Die Welt ist zwar etwas moderner geworden, in der Krise allerdings wird alles wieder auf Anfang gestellt. Wer überleben möchte, kann durchaus einfach auf die Überlebenstechniken vertrauen, die sich unsere Vorfahren schon vor vielen Jahrzehnten angeeignet haben.

Lernen von den Alten

Wir nennen es „Lernen von den Alten“. Du solltest die guten Zeiten nutzen, um Dich firm zu machen.

• Kleidung per Hand waschen. Hand aufs Herz: Hast Du auch nur schon mal jemanden gesehen, der noch per Hand gewaschen hat? Es geht, wenn auch mühsam. Es geht sogar sehr gut. Daher solltest Du die Technik beherrschen.

• Navigation: Inzwischen gibt es immer mehr Menschen, die ohne Navigationssystem noch nicht einmal mehr den Bahnhof in Städten finden können. Man könnte sagen: Immer den Gleisen nach. Und die führen ins Zentrum. Die meisten Städte und Gemeinden sind um Kirchen und Bahnhöfe herum gewachsen. Die Technik haben wir verlernt. Du solltest wissen, wie Du die Himmelsrichtung bestimmst.

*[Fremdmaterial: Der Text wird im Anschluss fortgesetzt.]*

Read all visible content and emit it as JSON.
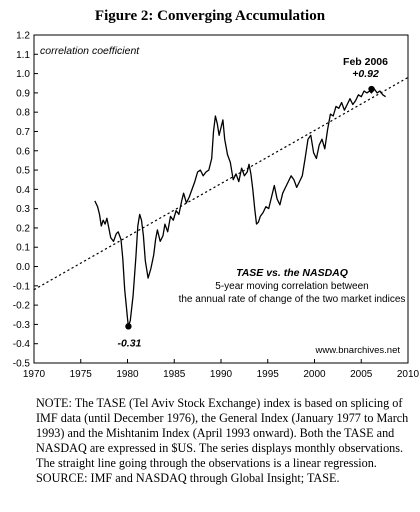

• Feuer machen: Der Herd wird im Zweifel nicht funktionieren, wenn der Strom ausfällt. Wenn Du auf Wanderschaft bist, gibt es gar keine Kochstelle. Du solltest als Technik Nummer drei auf jeden Fall wissen, wie Du ein Feuer herstellst – im Zweifel sogar ohne Streichhölzer.

• Jagen und Angeln: Die vierte Fähigkeit, die Du trainieren solltest, bezieht sich auf die Nahrungsmittel: Du musst wissen, wie Du jagst und wie Du angelst. Tiere liefern Eiweiß, das Du benötigst und nicht aus dem Supermarkt organisieren kannst. Du benötigst Wissen über Fallenstellerei und den Bau einer Angel.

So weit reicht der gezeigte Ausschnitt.